В небо с перепуганным карканьем взметнулись сидящие в ветвях деревьев вороны, где-то в глубине леса дробно застучали копытца убегающих оленей да кабанчиков. Из-за ствола ближайшего дерева испуганно выглянул Леший — но всадник махнул тому копьём — изыди, мол, старый, не про тебя пришёл — и Леший скрылся в лесной темени.
«Э-ге-ге-гей!!!» снова завопил всадник — «выходи, как есть, не то сам тебя найду да и отнюдь не помилую — вот зашибу, как Бог свят!»
«Ну да!» — раздался откуда-то с опушки насмешливый хриплый голос — «а если выйду вот к тебе, то типа значит тогда и помилуешь. Кто тут меня копьём обещал?»
«Ну, перестарался немножко» — смутился всадник, опуская копьё. «Говор богатырский только учу ещё, осваиваю. А ты всё одно выходи, чудище-юдище лесное, или кто ты тамо и впрямь есть!»
На опушку неспешно выбрался мужичонок в светлой льняной рубахе и торбой за спиной; малохольный, волосатый и одноглазый — правый его глаз закрывала чёрная кожанная блямба на перекинутом через голову кожанном же ремешке. Уселся на пенёк, что торчал на опушке, упёр руки в боки и вопросительно уставился на всадника — «ну и какого супостата тебе от меня надобно?»
«Так ты же вроде как Лихо и есть — зловредное да одноглазое» — удивился всадник — «люду честному проходу никак да нигде не даёшь, порчу всякую насылаешь, да и нет от тебя спасу обозам купеческим. Мне дед мой вон ещё с колыбели рассказывал, какой ты злыдень есть безбожный! Как же тут не надобно — очень даже надобно, шоб тебя укоротить.»
«Вот-вот» — мужичонка многозначительно поднял указательный палец — «дед тебе, стало быть, рассказывал. А только мне и тридцати лет не стукнуло ещё — ну и как бы я при твоём деде лютовал-да-зверствовал, а?»
Всадник задумчиво почесал голову и опустил руку держащую расписанный охрой щит. Потом любопытство взяло верх:
«А ты и впрямь одноглазое, как сказки и говорят?»
Лихо весело расхохоталось — «щас, держи ужо карман шире да вдвое. Просто один глаз у меня с младенчества к солнышку светлому приучен, а другой — к ночи безлунной. Ну и прикрываю один глаз днём» — мужичонка указательным пальцем ткнул в закрывающую правый глаз кожанную блямбу — «а другой глаз ночью. Вот одноглазым и нарекли несправедливо.»

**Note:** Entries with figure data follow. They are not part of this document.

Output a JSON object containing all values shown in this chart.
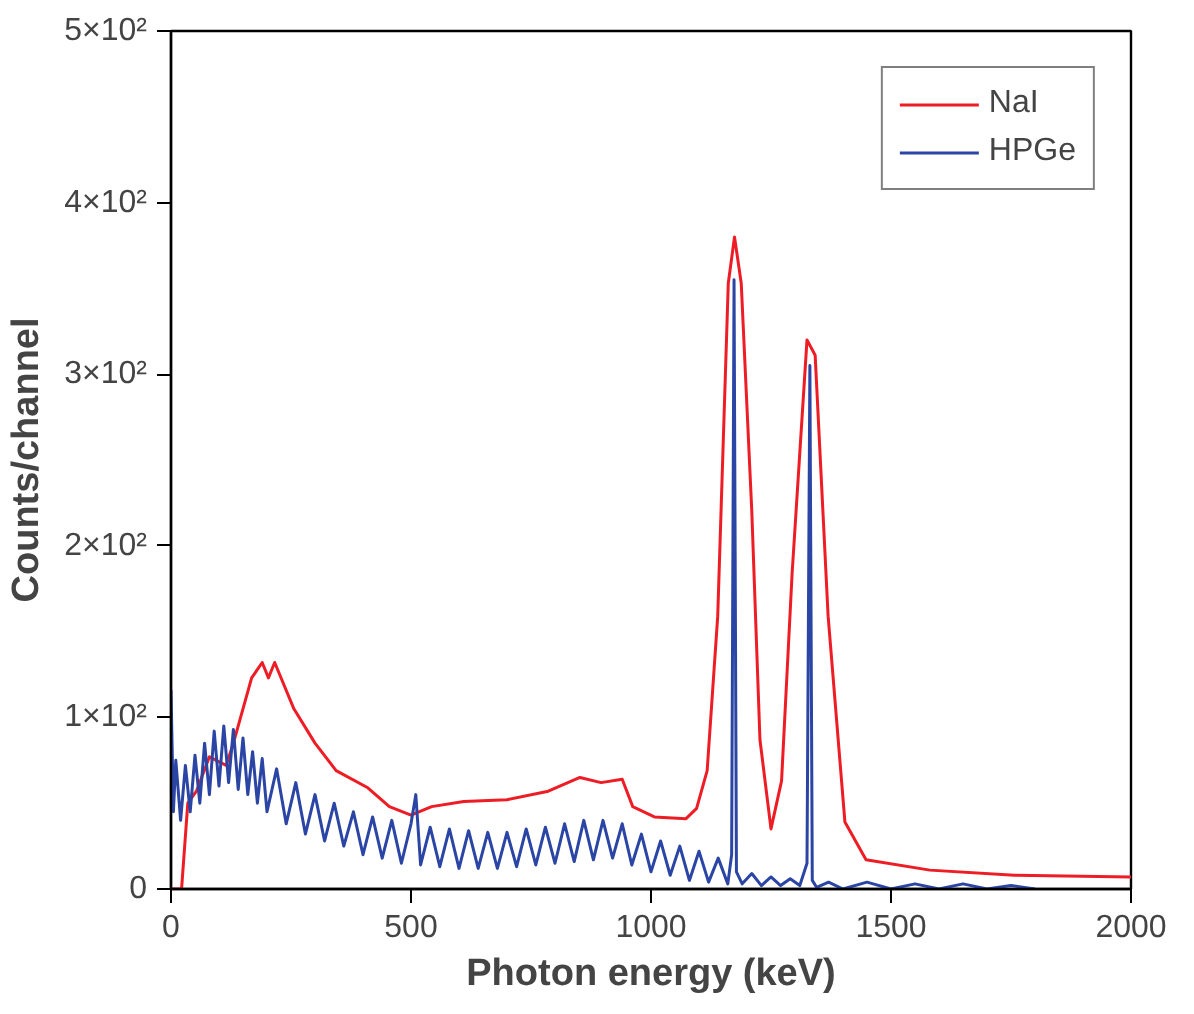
{
  "chart_data": {
    "type": "line",
    "xlabel": "Photon energy (keV)",
    "ylabel": "Counts/channel",
    "xlim": [
      0,
      2000
    ],
    "xticks": [
      0,
      500,
      1000,
      1500,
      2000
    ],
    "ylim": [
      0,
      500
    ],
    "yticks": [
      0,
      {
        "value": 100,
        "label": "1×10²"
      },
      {
        "value": 200,
        "label": "2×10²"
      },
      {
        "value": 300,
        "label": "3×10²"
      },
      {
        "value": 400,
        "label": "4×10²"
      },
      {
        "value": 500,
        "label": "5×10²"
      }
    ],
    "grid": false,
    "legend": "top right",
    "marker": "none",
    "line_style": "solid",
    "series": [
      {
        "name": "NaI",
        "color": "#ee1c25",
        "x": [
          0,
          22,
          35,
          53,
          80,
          115,
          130,
          168,
          190,
          203,
          216,
          256,
          300,
          344,
          410,
          455,
          500,
          543,
          610,
          700,
          786,
          852,
          896,
          940,
          962,
          1007,
          1073,
          1095,
          1117,
          1139,
          1161,
          1174,
          1188,
          1210,
          1227,
          1250,
          1272,
          1294,
          1325,
          1342,
          1369,
          1404,
          1448,
          1581,
          1757,
          2000
        ],
        "values": [
          0,
          0,
          50,
          57,
          77,
          72,
          85,
          123,
          132,
          123,
          132,
          105,
          85,
          69,
          59,
          48,
          43,
          48,
          51,
          52,
          57,
          65,
          62,
          64,
          48,
          42,
          41,
          47,
          69,
          159,
          353,
          380,
          353,
          220,
          87,
          35,
          63,
          184,
          320,
          311,
          159,
          39,
          17,
          11,
          8,
          7
        ]
      },
      {
        "name": "HPGe",
        "color": "#2b45a5",
        "x": [
          0,
          5,
          10,
          20,
          30,
          40,
          50,
          60,
          70,
          80,
          90,
          100,
          110,
          120,
          130,
          140,
          150,
          160,
          170,
          180,
          190,
          200,
          220,
          240,
          260,
          280,
          300,
          320,
          340,
          360,
          380,
          400,
          420,
          440,
          460,
          480,
          500,
          510,
          520,
          540,
          560,
          580,
          600,
          620,
          640,
          660,
          680,
          700,
          720,
          740,
          760,
          780,
          800,
          820,
          840,
          860,
          880,
          900,
          920,
          940,
          960,
          980,
          1000,
          1020,
          1040,
          1060,
          1080,
          1100,
          1120,
          1140,
          1160,
          1168,
          1173,
          1178,
          1190,
          1210,
          1230,
          1250,
          1270,
          1290,
          1310,
          1325,
          1331,
          1336,
          1345,
          1370,
          1400,
          1450,
          1500,
          1550,
          1600,
          1650,
          1700,
          1750,
          1800
        ],
        "values": [
          116,
          45,
          75,
          40,
          72,
          45,
          78,
          50,
          85,
          55,
          92,
          60,
          95,
          62,
          93,
          58,
          88,
          55,
          80,
          50,
          76,
          45,
          70,
          38,
          62,
          32,
          55,
          28,
          50,
          25,
          45,
          20,
          42,
          18,
          40,
          15,
          38,
          55,
          14,
          36,
          13,
          35,
          12,
          34,
          12,
          33,
          12,
          33,
          13,
          35,
          14,
          36,
          15,
          38,
          16,
          40,
          17,
          40,
          18,
          38,
          14,
          32,
          10,
          28,
          8,
          25,
          5,
          22,
          4,
          18,
          3,
          20,
          355,
          10,
          3,
          9,
          2,
          7,
          2,
          6,
          2,
          15,
          305,
          5,
          1,
          4,
          0,
          4,
          0,
          3,
          0,
          3,
          0,
          2,
          0
        ]
      }
    ]
  }
}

Всадник опять ненадолго призадумался, потом просиял и спросил:
«А чем же ты тогда живёшь, коли днями люд честной не губишь, да ночами не лютуешь — не зверствуешь?»
«Да так» — пожал плечами мужичонка — «когда зайца в силки словлю, когда рыбку-другую в речке на донку, ну да с травками-корешками душистыми над костром и закопчу. Ну и, прости господи, иногда по полям сельским в округе наведаюсь, бывает — там репка, да тут брюква — а только заяц как есть вкуснее выходит, когда овощами фаршированный. А только последнего никогда не брал — а бывало, от той же репки семена в ту же грядку и брошу — взрастут, авось.»
Всадник закрыл глаза и мечтательно облизнулся, представив себе фаршированного тёртыми репками да брюквами, с чесночком, зайца, обильно присыпанного петрушкой, но тут же оправился, придавая себе серьёзности. Почесал голову и вспомнил:
«А порчу кто на людишек наводит немилосердно, как не ты, Лихо одноглазое? Один вон бедолага в колодезь глубокий по вечеру упал, до утра в воде ледяной барахтался, пока всем миром не вытянули, а? Другой в овине с вечера до утра без памяти провалялся, по лбу синяком отмеченный, да и жена самого старосты сельского тоже плакалась-жалилась слёзно, что ажно три раза за день тесто на блинки-пирожки заводила — да и не одно и не взошло! Как есть порча нечистая да безбожная!»
«А зачем мне порчу наводить?» — удивилось Лихо, складывая руки на груди — «людишки и без меня вон справляются. Не хочешь в колодезь глубокую падать — ну так и не падай, а только со свадьбы весёлой, зелена вина да мёду хмельного упившись обильно, за водой не ходи. Меня-то вон даже не пригласили — не угостили, обделили бедолаженьку. Да и на грабли у овина во хмелю изрядном тоже не наступай — по лбу-то и отметит. А хозяйка та сама виновата — неча поутру в тесто вместо дрожжей — манную крупу спросонья сыпать. Смотреть же надо!» — и мужичонка многозначительно постучал указательным пальцем по голове — «а вот дивиться, что они вытворяют — каюсь, прибегаю. Таких идей кладезь!»
Всадник усмехнулся в кулак.
«А для чего ж тебя тогда Лихом зовут, сиречь лиходеем?»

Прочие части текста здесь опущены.